El asunto es que cada 15 o 20 segundos cambiaba de canción; algo a mí no terminaba de parecerme del todo mal, básicamente porque no eran muy de mi agrado –«¿Por qué la gente mayor le llamáis a todo 'reguetón'?», tuvo el descaro de soltarme–, aunque a ella le encantaban, y se las sabía todas. Pero, no sé si por falta de paciencia o por ansias de escuchar la siguiente, lo cierto es que ninguna sonaba entera.

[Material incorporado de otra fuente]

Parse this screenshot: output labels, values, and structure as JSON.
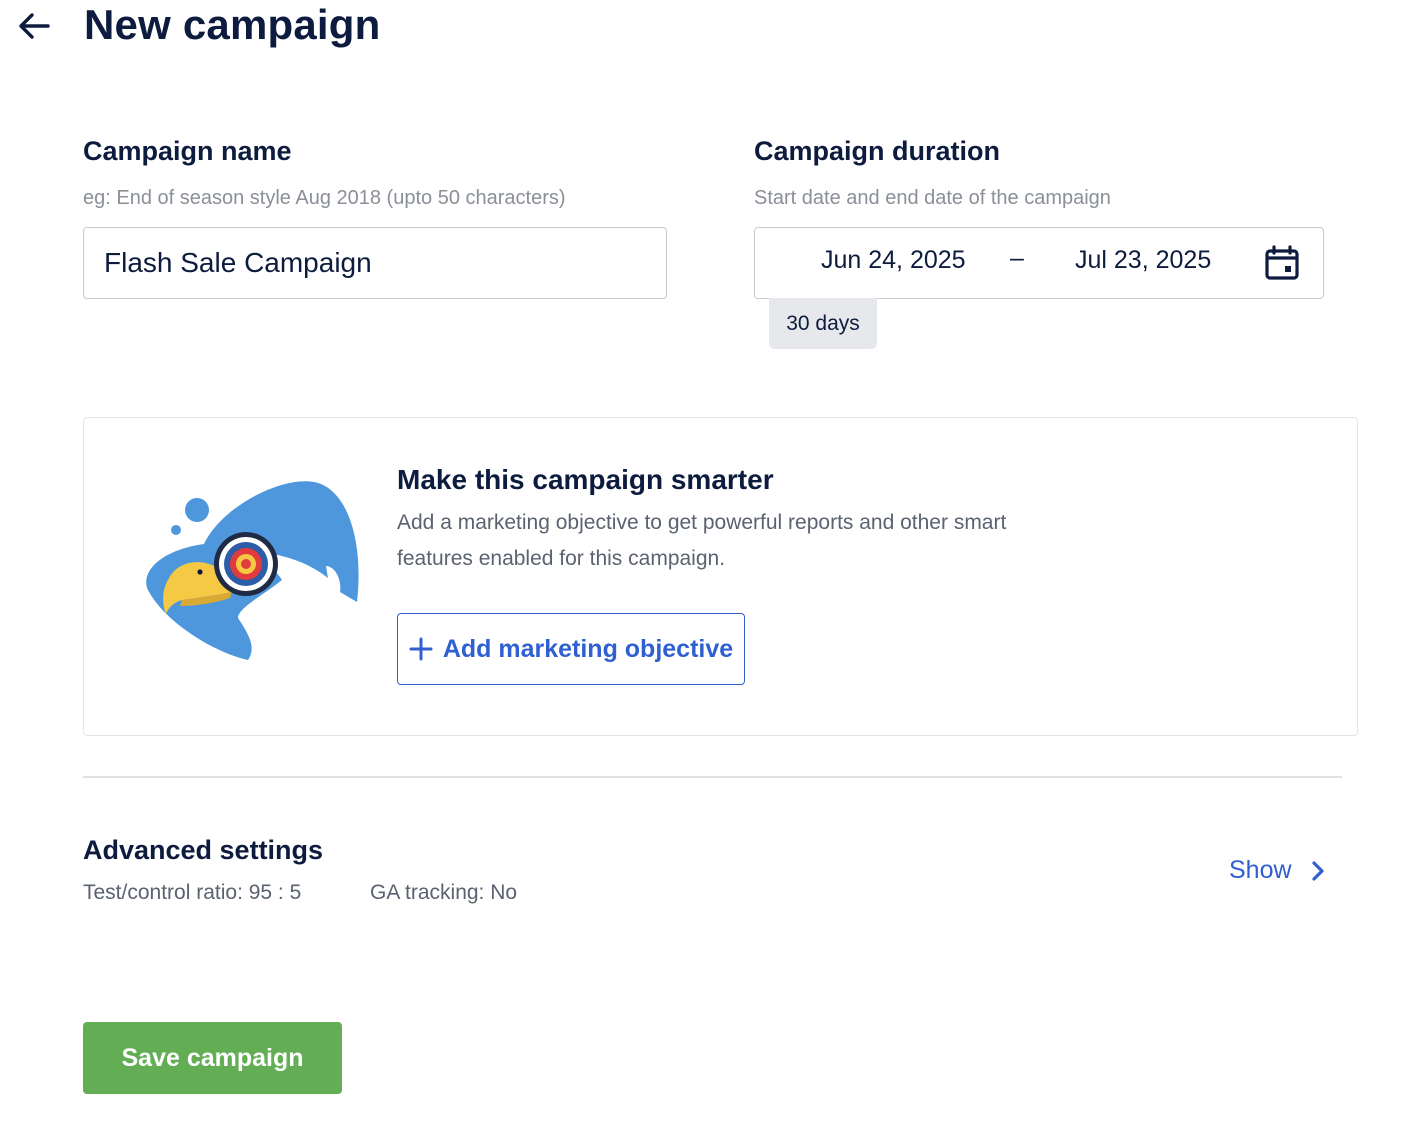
{
  "header": {
    "title": "New campaign",
    "back_icon": "arrow-left-icon"
  },
  "campaign_name": {
    "label": "Campaign name",
    "hint": "eg: End of season style Aug 2018 (upto 50 characters)",
    "value": "Flash Sale Campaign"
  },
  "campaign_duration": {
    "label": "Campaign duration",
    "hint": "Start date and end date of the campaign",
    "start_date": "Jun 24, 2025",
    "separator": "–",
    "end_date": "Jul 23, 2025",
    "duration_badge": "30 days",
    "icon": "calendar-icon"
  },
  "smart_card": {
    "title": "Make this campaign smarter",
    "description": "Add a marketing objective to get powerful reports and other smart features enabled for this campaign.",
    "button_label": "Add marketing objective",
    "illustration": "eagle-target-illustration"
  },
  "advanced_settings": {
    "title": "Advanced settings",
    "test_control_ratio": "Test/control ratio: 95 : 5",
    "ga_tracking": "GA tracking: No",
    "show_label": "Show"
  },
  "footer": {
    "save_label": "Save campaign"
  },
  "colors": {
    "primary_text": "#0d1b3e",
    "link_blue": "#2f5fd0",
    "save_green": "#63ad55",
    "eagle_blue": "#4f97dc",
    "beak_yellow": "#f6c945"
  }
}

Comentando el caso con otras personas cabales –de ésas que tampoco saben distinguir 'trap' de 'hip hop' y demás música urbana–, resulta que es algo generacional: ahora las canciones se escuchan así. Es la cultura de lo fragmentario, en la que nadie aguanta hasta el final. Ni los vídeos, ni los artículos, ni siquiera las parejas, que duran menos de lo que se tarda en descartar los perfiles que no te molan en las 'apps' de ligoteo. ¿Cómo van luego a memorizar un temario o tragarse el Quijote?
Lo curioso, sin embargo, es que la llevaba al cine, para ver ésa de la bomba atómica, que dura tres horas. Y, cuando se iba, se dejó en el asiento la novela de mujeres lobo que está leyendo. 608 páginas de nada. ¿Alguien lo entiende?